Pero Heit estaba fuera de sí, sus manos empezaron a recorrer los muslos de Elisa, intentando alcanzar la goma de la ropa interior para poder deshacerse de ella. Un aroma rancio impregnaba la escena, era el olor a culpabilidad y alcohol.

—¡Basta! —exigió Elisa, rompiendo a llorar presa del miedo y desconcierto.

—Eres puta ¿no? —balbuceó casi inteligible Heit, y metiendo la mano en el bolsillo sacó un fajo de billetes que arrojó sin miramientos sobre Elisa, que debido al forcejeo ya estaba casi tendida en el suelo con él encima suyo—. Yo pago, tú follas…

—¡No! —gritó ella intentando apartarlo cuando sintió las manos de Heit bajo su ropa interior—. ¡Quieto Heit!

—¿Es que mi dinero no te vale? —gruñó batallando para lograr abrirle las piernas—. Tienes que hacerlo Elisa, solo tú puedes hacerlo, tienes que hacerlo… bórrala… bórrala de mi mente… —repitió roto de dolor.

Antes de que Heit consiguiera hundirse en el interior de ella, Elisa logró zafarse de su agarre, que había perdido fuerza cuando el llanto había ganado en intensidad, y una vez liberada del peso de su cuerpo consiguió golpearlo con la rodilla, haciendo que Heit se doblara sobre sí mismo soltando un alarido de dolor dejándose caer definitivamente al suelo.

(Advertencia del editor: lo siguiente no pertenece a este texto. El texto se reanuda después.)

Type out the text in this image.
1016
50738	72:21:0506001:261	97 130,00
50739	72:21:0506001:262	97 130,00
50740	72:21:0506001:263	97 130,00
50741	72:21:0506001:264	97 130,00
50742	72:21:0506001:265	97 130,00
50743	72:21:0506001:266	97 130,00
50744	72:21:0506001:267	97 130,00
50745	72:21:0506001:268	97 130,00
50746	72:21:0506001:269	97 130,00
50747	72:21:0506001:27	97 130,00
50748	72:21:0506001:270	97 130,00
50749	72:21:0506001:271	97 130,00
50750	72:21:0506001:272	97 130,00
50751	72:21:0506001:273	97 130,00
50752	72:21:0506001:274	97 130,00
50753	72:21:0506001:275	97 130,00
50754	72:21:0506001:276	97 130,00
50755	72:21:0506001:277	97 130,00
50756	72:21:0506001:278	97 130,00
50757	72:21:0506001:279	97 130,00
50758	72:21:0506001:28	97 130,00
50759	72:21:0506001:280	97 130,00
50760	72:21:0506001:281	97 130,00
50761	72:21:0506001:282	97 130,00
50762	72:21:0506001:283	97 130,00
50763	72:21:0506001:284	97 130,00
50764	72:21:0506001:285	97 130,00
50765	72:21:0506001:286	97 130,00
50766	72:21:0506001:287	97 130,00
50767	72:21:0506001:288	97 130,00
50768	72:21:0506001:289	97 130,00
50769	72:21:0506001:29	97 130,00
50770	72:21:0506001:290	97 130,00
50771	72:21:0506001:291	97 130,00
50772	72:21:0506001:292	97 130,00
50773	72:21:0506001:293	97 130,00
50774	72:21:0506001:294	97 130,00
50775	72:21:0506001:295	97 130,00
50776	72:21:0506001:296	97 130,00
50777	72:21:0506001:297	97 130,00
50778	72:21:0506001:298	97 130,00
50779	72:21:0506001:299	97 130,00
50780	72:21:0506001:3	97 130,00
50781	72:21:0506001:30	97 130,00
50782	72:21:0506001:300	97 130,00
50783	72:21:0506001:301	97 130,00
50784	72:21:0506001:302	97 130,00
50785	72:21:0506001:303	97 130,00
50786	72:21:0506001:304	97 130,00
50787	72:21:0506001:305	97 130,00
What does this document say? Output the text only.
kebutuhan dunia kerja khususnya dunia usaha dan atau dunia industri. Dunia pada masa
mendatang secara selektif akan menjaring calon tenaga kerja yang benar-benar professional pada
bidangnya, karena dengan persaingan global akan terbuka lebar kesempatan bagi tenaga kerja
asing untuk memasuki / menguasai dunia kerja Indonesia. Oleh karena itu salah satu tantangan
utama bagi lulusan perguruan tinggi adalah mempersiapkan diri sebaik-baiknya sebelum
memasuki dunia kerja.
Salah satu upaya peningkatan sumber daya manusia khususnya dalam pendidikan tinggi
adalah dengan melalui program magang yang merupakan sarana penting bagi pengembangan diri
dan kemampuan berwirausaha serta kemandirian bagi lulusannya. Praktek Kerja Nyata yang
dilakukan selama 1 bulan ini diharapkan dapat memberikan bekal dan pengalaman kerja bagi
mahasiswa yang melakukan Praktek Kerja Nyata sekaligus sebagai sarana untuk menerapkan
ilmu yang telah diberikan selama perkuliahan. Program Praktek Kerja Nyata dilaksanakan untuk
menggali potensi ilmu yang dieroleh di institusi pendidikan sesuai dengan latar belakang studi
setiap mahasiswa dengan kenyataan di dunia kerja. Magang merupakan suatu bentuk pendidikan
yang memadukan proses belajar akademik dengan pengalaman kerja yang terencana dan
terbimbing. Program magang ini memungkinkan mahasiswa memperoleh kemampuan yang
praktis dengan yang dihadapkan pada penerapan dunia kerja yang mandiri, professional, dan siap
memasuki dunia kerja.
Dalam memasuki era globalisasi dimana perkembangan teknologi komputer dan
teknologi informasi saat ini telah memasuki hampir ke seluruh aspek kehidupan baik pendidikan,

—¿Mami? —una voz infantil descubrió la escena desde el otro lado del pasillo.

—No pasa nada Roy —respondió Elisa enjuagándose las lágrimas e intentando sonreír al pequeño—, vete a la cama cariño, no pasa nada…

—Pero…

—Roy, a la cama —dijo tragándose las lágrimas y mirando severamente a su hijo.

El niño dudó un instante, pero obedeció a su madre desapareciendo por donde había venido. Elisa miró a Heit, aún tirado en el suelo, se recompuso como pudo la ropa, pasó las manos por las mejillas retirando los últimos restos de lágrimas y miedo, y se agachó al lado de su amigo. Dudó un instante antes de acariciar su pelo, parecía tan vulnerable, que no parecía el mismo chico que se movía por el local de Striptease como si fuese el dueño del mundo.

—Tranquilo Heit, no ha pasado nada —susurró con cautela.

—Lo siento… —sollozó él—. Perdona… yo… —se incorporó para enfrentar, con mirada arrepentida, los oscuros ojos de Elisa.

—Eres un gilipollas —espetó ella tirando de su mano, para terminar de ayudarlo en la difícil tarea de ponerse en pie, y cuando lo hizo el sonido de su mano contra la cara de Heit rompió el aparente silencio. Él no dijo nada, encajó el merecido golpe y agachó la mirada al suelo, pero sintió como la mejilla empezaba a escocerle—. No soy una puta —su voz sonó con gran convicción—. Prepararé el sofá.

—Gracias —susurró Heit siguiéndola, lastrando su ánimo al interior del piso.